Arevalo also said that Benedict XVI reportedly even “intervened” when Tagle’s appointment to Manila last year was delayed by “objections” from some groups in the country.
“(Tagle’s) nomination was made in May (2012). As a matter of fact, Cardinal Rosales had said goodbye to all the parishes by the end of May because he was told that Archbishop Tagle was to succeed him at the end of May,” Arevalo said.
“It did not happen because there were individuals and groups in the Philippines who were pushing for some other candidates and they were trying to convince the Holy Father… by letters that (Tagle) was not the right person,” he said.
Arevalo said unverified reports from Rome said the Pope asked Vatican officials why Tagle’s appointment had not been announced.

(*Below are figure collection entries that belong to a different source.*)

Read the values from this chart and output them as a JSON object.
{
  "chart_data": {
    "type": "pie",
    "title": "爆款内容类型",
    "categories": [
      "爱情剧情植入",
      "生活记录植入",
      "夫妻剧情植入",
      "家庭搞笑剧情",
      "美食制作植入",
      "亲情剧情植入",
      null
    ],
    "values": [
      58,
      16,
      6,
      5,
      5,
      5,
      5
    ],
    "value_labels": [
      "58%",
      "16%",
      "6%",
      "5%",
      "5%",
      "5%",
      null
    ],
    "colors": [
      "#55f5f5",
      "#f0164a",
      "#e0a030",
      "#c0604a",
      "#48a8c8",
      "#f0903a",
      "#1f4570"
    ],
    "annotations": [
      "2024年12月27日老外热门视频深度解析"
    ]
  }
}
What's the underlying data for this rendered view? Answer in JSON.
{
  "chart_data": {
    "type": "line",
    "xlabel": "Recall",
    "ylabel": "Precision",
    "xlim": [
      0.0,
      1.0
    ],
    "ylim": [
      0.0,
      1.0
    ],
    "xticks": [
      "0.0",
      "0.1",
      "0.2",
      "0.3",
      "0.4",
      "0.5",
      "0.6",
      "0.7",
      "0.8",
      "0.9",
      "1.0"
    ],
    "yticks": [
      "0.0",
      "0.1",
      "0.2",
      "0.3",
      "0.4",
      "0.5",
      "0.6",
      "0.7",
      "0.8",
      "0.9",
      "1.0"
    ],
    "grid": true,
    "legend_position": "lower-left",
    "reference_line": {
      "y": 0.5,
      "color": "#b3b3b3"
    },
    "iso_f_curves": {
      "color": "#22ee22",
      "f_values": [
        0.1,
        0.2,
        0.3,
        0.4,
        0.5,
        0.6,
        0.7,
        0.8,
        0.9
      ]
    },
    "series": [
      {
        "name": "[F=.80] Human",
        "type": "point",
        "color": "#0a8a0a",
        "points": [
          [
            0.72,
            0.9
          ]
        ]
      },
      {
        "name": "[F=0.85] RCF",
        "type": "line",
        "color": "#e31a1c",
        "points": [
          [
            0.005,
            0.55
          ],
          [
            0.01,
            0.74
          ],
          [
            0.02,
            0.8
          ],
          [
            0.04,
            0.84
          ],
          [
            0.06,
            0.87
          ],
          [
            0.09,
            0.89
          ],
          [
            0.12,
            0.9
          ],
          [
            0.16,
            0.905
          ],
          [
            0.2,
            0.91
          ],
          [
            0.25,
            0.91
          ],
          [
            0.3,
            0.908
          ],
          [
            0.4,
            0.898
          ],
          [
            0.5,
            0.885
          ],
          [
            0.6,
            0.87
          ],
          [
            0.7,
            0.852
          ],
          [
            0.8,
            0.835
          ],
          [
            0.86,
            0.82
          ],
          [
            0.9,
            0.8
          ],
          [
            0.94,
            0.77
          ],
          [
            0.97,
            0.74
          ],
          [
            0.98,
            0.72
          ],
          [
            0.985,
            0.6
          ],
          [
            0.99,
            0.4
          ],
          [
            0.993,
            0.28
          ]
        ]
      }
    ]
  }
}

When he was told that there were “objections,” the Holy Father supposedly asked if they had checked if these were true.
“(When) they said, ‘No we have not found any truth to the more negative comments,’ (the Pope) supposedly said: ‘He’s the Archbishop of Manila. It’s finished,’” Arevalo said.
“So, when (Tagle) was approached by the nunciature, he asked if he could have a few days to pray over it. He was told ‘No. This is not a question of your saying ‘Yes or No,’” he said.
“You have already been appointed. What we’re asking you to do is to make the formal act of acceptance. It’s an act of obedience because you’ve already been appointed,” he said.
He said Tagle once told him when he was still Bishop of Imus, he attended a Vatican meeting where the cardinal who was presiding did not pay attention when Tagle gave his views on the subject they were discussing.
“I will not name the cardinal but when Chito would give his opinions, he would be talking to the guy beside him or whoever,” Arevalo said.
Near the end of the meeting, they had an audience with the Pope, who warmly greeted Tagle and spent more time speaking with him than with the other prelates.
By the time of their next session, the cardinal was giving his full attention to Tagle whenever he spoke.
“Because the Pope showed (Tagle) a certain warmth and spent a little longer time with him, (afterward) whenever he would speak, the cardinal would really listen. So, it is true that the relationship is warm,” he added.